A isso tudo se soma o fato que tecnologias digitais não conhecem fronteiras. O tráfego na internet é hoje 18 vezes maior que em 2005 e, até 2025, será oito vezes maior que hoje. A digitalização tem profundo impacto sobre fluxos globais pois reduz radicalmente os custos de produção e distribuição de três formas.
A primeira é criando bens puramente digitais, como músicas e filmes. Outra forma é o aumento em fluxos físicos derivado do uso da informação – quando, por exemplo, uma crítica online ajuda a convencer o consumidor a comprar um produto. Por fim, ao criar plataformas que tragam eficiência e velocidade a trocas entre regiões – o que acontece quando um consumidor faz o download de um produto e o imprime numa impressora 3D.

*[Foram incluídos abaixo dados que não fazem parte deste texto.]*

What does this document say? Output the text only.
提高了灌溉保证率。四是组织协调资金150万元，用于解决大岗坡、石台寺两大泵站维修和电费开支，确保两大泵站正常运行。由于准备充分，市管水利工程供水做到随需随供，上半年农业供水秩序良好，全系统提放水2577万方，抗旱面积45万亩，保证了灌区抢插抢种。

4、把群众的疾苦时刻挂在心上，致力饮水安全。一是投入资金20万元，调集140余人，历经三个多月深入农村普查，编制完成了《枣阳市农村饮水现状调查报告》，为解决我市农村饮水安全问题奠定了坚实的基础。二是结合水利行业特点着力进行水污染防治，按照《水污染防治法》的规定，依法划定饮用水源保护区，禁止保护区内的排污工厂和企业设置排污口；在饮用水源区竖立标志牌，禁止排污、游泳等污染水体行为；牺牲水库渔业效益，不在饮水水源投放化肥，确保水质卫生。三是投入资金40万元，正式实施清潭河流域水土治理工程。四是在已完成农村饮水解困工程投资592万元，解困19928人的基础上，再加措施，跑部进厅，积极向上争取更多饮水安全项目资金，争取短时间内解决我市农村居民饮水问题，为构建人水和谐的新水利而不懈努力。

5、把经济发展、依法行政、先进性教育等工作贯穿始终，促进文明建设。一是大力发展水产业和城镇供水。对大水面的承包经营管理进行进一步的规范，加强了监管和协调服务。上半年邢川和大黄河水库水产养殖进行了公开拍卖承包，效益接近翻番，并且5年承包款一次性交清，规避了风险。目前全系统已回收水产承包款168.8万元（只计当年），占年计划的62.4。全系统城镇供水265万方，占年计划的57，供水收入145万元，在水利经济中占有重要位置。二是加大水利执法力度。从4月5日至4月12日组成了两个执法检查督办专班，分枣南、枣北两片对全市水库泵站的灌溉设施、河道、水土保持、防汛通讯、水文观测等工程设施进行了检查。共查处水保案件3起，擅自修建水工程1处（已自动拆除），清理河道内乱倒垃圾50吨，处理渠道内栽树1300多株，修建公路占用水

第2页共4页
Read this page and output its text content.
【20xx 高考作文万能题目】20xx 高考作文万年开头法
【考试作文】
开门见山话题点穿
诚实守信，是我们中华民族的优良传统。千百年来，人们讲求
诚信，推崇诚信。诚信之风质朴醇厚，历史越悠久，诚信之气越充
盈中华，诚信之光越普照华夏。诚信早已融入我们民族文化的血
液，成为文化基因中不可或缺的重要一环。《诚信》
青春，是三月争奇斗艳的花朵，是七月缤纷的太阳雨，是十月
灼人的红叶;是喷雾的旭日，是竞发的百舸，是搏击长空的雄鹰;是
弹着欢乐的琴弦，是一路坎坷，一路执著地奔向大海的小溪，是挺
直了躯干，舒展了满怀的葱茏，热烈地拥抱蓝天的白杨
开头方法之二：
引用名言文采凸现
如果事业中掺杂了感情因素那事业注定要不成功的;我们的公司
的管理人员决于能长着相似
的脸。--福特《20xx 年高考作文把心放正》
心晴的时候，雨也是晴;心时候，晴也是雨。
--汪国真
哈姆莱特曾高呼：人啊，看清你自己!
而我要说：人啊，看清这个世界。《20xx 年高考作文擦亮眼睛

A digitalização força a evolução dos modelos de negócio a velocidades cada vez maiores. O caso da música é notório. O que antes exigia meios físicos – fitas cassetes e, depois, CDs – passou a ser consumido digitalmente – primeiro na forma de arquivos MP3 e, hoje, por assinatura, em provedores como o Spotify. No transporte a situação é a mesma, com o surgimento de modelos como o Uber ou o do próprio Zipcar, que permite usuários alugarem veículos por hora.
Todas essas forças nos levam a importantes questões que levarão à base da estratégia digital. A resposta a cada uma dessas perguntas e a relevância das decisões que a acompanham serão diferentes para cada indústria e empresa:
- Devo comprar ou vender diferentes negócios em meu portfólio?
- Devo liderar ou seguir meus clientes nessa jornada?
- Devo competir, adquirir ou colaborar com novas empresas digitais?
- Devo diversificar minhas iniciativas digitais ou dobrar a aposta nas que já tenho?
- Devo separar meus negócios digitais ou integrá-los aos que já tenho?
- Devo centralizar iniciativas digitais ou deixá-las sob o domínio de cada área?
Normalmente, a criação de valor não está naquilo que é de conhecimento geral – o que não é diferente no mundo digital. Mas sabemos algumas coisas daquelas empresas que têm sido bem sucedidas em sua transformação digital.
Ainda que estejam no início de sua jornada, essas organizações apresentam algumas características em comum. Elas têm líderes que inspiram e estão preparados para pensar diferente. Não têm vergonha de adquirir habilidades que não existam em sua estrutura e têm uma cultura que atrai e retém talentos digitais. São, ainda, empresas que buscam o desafio, são ágeis e obcecadas por seus clientes.
A jornada será longa e estamos apenas em seu início. Os benefícios serão imensos, assim como os riscos. O maior risco, porém, é não pensar no assunto.